Tarif efektif sebesar 5% juga berlaku untuk penjualan saham dari perusahaan yang berkedudukan di Indonesia dan dimiliki oleh SPLN. Ketentuan ini diatur dengan Keputusan Menteri Keuangan nomor 434/KMK.04/1999.
Contoh: Mr. Sing, seorang warga negera Malaysia dan tinggal di Malaysia,mempunyai saham PT Pasti Untung. Setelah sukses membesarkan perusahaan, dia menjual saham PT Pasti Untung ke Tn. Agus, seorang warga negara Indonesia dan tinggal di Indonesia. Atas transaksi ini maka Tn Agus wajib memotong PPh Pasal 26 dan wajib menyetorkan ke kas negara dengan kode pajak 411127-100.
akan tetapi bila Mr. Sing menjual ke orang asing lagi, misal Mr Lay yang tinggal di Malaysia, maka yang berkewajiban menyetor PPh Pasal 26 merupakan PT Pasti Untung.
Dalam hal penghasilan yang dibayarkan ke Wajib Pajak luar negeri berupa premi asuransi, maka tarif efektif sebagai berikut :
- tarif efektif 10% dari premi yang dibayarkan oleh pihak yang tertanggung kepada perusahaan asuransi LN. Pemotong pajak merupakan tertanggung.
- tarif efektif 2% dari premi yang dibayar oleh perusahaan asuransi di Indonesia kepada perusahaan asuransi LN. Pemotong Pajak merupakan perusahaan asuransi di Indonesia.
- tarif efektif 1% dari premi yang dibayar oleh perusahaan reasuransi di Indonesia kepada perusahaan asuransi di LN. Pemotong pajak merupakan perusahaan reasuransi di Indonesia.
Ketentuan tarif efektif PPh Pasal 26 untuk penghasilan berupa premi asuransi diatur dalam Keputusan Menteri Keuangan nomor 624/KMK.04/1994.
Perbedaan Antara Ketentuan Yang Diatur Dalam Undang-Undang PPh Dan Ketentuan Yang Diatur Dalam P3B
Konon kabarnya, sejarah P3B merupakan semangat masing-masing negara untuk memungut pajak sebesarnya, termasuk ke wajib pajak yang berkedudukan di luar negeri.
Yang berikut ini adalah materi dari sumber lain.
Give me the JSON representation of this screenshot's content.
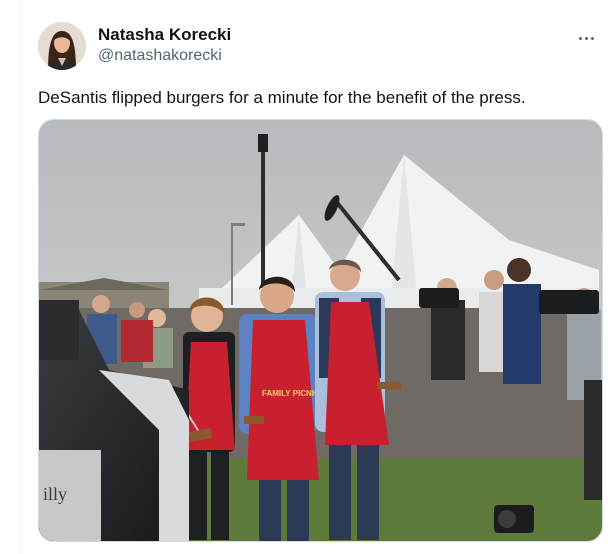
{
  "tweet": {
    "author": {
      "display_name": "Natasha Korecki",
      "handle": "@natashakorecki"
    },
    "text": "DeSantis flipped burgers for a minute for the benefit of the press.",
    "more_icon": "more-horizontal-icon",
    "media": {
      "apron_text_1": "FAMILY PICNIC",
      "grill_text": "illy"
    }
  },
  "colors": {
    "text_primary": "#0f1419",
    "text_secondary": "#536471",
    "border": "#cfd9de",
    "apron_red": "#c8202f"
  }
}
Akibatnya, SPLN menemui pajak berganda, yaitu pemajakan di negara sumber (asal penghasilan) dan pemajakan di negera domisili (tempat kedudukan).
Untuk menghilangkan pajak berganda tersebut, dibuatlah tax treaty (P3B). Sehingga Bisa dimengerti bila fungsi P3B merupakan menghilangkan Copyright pemajakan negara sumber, atau menurunkan tarif sesuai kesepakatan. di umumnya, tarif P3B dibuat lebih kecil daripada tarif Anggaran domestik. SPLN Bisa memanfaatkan tarif P3B bila yang bersangkutan memperlihatkan Surat Keterangan Domisili atau Certificate of Residence.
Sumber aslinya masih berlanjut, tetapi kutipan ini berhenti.